July 19, 2017      3 min read

Inventory tracking is essentially a process for monitoring inventory levels, orders, sales and inventory movements. In any business, particularly in stock based businesses, there are a lot of moving parts. Keeping track of every aspect of the production process can be difficult, so businesses turn to inventory tracking to understand where each item is at any point in time.

How do inventory tracking systems work?

Comprehensive inventory tracking systems combine barcodes or radio frequency identification (RFID) tagging, specialised inventory management software and robust processes.

Each stock keeping unit (SKU) and, in some cases, each individual item or batch will have a unique identifier. A barcode or RFID tag will be assigned to each unique identifier. A barcode represents the unique identifier graphically while an RFID tag stores it digitally. Scanning the barcode or RFID tag reveals the unique identifier.

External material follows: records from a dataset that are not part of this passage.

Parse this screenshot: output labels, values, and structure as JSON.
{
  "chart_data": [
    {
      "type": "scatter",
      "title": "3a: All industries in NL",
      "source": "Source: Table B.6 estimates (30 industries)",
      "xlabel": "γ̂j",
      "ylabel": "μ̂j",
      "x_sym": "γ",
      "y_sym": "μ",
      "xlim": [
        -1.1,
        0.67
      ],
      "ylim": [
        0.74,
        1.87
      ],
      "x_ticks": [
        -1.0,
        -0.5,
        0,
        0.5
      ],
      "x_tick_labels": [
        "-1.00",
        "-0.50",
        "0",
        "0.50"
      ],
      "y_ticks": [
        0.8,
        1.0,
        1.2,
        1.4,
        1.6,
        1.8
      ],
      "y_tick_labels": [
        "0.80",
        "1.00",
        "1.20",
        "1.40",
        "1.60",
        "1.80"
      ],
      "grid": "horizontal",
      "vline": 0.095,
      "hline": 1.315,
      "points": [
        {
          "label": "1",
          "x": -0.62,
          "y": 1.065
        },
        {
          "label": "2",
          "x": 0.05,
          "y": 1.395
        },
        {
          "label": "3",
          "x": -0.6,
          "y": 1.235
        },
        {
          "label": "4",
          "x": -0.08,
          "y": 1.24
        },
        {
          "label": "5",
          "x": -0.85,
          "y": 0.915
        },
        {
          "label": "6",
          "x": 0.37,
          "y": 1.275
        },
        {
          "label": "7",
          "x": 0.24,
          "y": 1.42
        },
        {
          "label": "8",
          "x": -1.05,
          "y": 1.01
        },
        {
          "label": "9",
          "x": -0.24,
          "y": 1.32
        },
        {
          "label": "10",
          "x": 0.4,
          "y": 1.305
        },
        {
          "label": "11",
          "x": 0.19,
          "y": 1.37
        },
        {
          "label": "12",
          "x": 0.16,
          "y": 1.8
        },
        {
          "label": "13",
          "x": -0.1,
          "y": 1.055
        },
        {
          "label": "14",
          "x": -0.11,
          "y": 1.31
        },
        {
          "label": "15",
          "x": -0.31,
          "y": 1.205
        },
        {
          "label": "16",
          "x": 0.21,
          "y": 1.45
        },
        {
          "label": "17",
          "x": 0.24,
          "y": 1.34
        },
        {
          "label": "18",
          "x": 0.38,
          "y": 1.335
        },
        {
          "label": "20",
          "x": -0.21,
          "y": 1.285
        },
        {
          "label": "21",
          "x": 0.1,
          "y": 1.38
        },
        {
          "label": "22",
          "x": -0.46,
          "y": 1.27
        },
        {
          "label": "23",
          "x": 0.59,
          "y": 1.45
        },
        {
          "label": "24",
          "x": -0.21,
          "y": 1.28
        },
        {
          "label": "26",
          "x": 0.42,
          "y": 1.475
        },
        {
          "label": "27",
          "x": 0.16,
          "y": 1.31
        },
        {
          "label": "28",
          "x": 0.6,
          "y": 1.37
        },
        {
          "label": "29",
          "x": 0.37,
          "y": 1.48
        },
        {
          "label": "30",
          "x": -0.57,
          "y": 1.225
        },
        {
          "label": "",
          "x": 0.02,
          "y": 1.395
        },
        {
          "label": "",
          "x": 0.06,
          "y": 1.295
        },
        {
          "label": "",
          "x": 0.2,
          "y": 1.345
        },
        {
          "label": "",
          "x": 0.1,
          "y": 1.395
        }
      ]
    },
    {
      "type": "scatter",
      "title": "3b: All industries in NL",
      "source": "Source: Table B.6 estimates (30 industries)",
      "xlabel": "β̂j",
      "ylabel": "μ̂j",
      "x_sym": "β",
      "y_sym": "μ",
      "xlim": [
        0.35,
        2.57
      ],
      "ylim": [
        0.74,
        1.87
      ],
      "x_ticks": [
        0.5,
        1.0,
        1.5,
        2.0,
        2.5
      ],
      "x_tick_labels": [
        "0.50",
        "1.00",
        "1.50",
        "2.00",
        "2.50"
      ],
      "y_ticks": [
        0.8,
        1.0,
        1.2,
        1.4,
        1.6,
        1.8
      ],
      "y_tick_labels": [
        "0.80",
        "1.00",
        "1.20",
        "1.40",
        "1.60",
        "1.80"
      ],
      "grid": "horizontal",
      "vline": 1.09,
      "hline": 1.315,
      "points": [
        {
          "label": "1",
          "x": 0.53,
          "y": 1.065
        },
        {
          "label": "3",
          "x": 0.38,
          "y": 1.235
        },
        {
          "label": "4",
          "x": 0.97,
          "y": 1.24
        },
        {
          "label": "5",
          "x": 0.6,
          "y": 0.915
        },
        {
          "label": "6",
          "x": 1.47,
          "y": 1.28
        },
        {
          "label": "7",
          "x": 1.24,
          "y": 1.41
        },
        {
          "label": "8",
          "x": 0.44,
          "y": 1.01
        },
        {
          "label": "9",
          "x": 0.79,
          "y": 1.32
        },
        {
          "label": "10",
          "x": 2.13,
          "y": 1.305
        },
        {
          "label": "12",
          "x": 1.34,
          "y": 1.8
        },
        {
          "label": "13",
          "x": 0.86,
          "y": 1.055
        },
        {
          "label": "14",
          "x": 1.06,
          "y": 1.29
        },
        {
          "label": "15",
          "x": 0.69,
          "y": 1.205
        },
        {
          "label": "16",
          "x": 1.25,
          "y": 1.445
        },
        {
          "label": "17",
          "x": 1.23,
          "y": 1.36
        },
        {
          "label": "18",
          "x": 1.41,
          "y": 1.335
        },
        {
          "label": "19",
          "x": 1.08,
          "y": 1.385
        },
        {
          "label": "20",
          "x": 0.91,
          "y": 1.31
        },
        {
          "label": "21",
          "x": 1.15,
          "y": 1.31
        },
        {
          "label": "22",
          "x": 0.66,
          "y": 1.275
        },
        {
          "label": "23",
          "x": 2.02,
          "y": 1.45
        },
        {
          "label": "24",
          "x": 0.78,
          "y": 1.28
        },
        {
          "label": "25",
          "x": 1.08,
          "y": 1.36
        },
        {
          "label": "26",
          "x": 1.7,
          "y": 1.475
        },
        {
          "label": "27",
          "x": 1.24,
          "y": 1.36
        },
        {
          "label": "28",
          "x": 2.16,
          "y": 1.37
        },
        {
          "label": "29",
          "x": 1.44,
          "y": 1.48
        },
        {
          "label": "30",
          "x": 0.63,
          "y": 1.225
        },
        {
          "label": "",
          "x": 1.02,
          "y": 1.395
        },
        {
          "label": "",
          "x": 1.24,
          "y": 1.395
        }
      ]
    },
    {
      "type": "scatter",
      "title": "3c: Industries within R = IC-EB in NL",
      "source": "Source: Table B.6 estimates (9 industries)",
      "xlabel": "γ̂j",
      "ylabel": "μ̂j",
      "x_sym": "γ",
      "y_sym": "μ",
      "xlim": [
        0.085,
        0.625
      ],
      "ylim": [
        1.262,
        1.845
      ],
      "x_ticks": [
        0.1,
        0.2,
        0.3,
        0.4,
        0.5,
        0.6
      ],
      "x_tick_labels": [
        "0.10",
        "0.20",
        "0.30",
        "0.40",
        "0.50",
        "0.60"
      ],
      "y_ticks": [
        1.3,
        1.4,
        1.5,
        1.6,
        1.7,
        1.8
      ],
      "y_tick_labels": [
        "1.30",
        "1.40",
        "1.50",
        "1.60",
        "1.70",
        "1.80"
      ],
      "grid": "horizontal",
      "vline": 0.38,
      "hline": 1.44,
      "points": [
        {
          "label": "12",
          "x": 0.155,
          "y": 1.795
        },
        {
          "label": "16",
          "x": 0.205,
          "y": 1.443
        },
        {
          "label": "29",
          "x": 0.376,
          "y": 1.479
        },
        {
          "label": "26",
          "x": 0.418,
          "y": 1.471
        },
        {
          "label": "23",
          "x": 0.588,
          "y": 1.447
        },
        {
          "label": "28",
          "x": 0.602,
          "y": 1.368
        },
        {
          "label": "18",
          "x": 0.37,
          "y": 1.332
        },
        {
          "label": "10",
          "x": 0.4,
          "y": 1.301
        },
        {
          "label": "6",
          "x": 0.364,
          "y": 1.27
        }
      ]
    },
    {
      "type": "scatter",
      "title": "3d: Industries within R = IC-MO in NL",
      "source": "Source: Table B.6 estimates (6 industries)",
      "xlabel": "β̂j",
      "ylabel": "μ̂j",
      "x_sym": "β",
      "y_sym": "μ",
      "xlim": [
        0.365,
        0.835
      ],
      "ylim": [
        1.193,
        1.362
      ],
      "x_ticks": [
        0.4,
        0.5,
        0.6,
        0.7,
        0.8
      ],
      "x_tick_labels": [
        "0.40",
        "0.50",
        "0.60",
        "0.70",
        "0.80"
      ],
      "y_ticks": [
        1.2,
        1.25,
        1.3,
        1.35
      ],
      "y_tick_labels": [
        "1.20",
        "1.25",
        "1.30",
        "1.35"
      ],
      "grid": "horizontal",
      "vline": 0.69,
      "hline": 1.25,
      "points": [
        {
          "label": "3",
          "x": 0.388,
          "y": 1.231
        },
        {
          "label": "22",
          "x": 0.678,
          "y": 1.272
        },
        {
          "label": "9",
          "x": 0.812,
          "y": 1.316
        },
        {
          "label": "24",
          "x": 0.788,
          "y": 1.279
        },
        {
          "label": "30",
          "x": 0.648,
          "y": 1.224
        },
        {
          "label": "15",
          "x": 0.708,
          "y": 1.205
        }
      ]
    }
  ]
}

Each unique identifier is entered into the inventory management software. A range of inventory information for each product and batch is stored within the system. For each particular product, the software can be set up to track stock numbers, stock locations, production costs, materials required, sales performance among others – essentially any piece of information can be recorded at minimal effort and cost. Batches can be tracked from creation right through to the point of sale, taking the administrative legwork out of meeting traceability requirements.

When a barcode or RFID tag is scanned, the inventory record is updated to reflect the change. For example, if a barcode is scanned at a checkout, the product’s unique identifier is provided to the inventory management system, which records a sale and reduces the stock count. Business owners and staff can view stock levels and sales, often in real time.

Inventory tracking can be implemented manually, although the administrative burden is much higher; more data needs to be entered and the frequency of errors increases. Many businesses start out with a manual tracking system but find that the time savings and ease of use of an automated system outweigh the minor cost to implement barcodes and a scanner.

What are some of the advantages of inventory tracking?

One of the most significant advantages of inventory tracking is the ability to monitor inventory movements and stock levels remotely in real time. Staff and managers can often access this data in the cloud, allowing the business to identify inventory issues at an early stage.

Inventory tracking also makes it possible for businesses to be fully aware of where products are stocked, which suppliers they come from and how those products are selling. Making this data available for reference allows businesses to make better use of limited resources such as warehouse or shelf space, and allows businesses to plan for supply shocks or spikes in demand.

Finally, inventory tracking improves productivity. Using barcodes and RFID tags streamlines the process to move inventory within a warehouse or between locations. Automating manual processes reduces handling, reducing labour costs freeing up staff to focus on growing other areas of the business.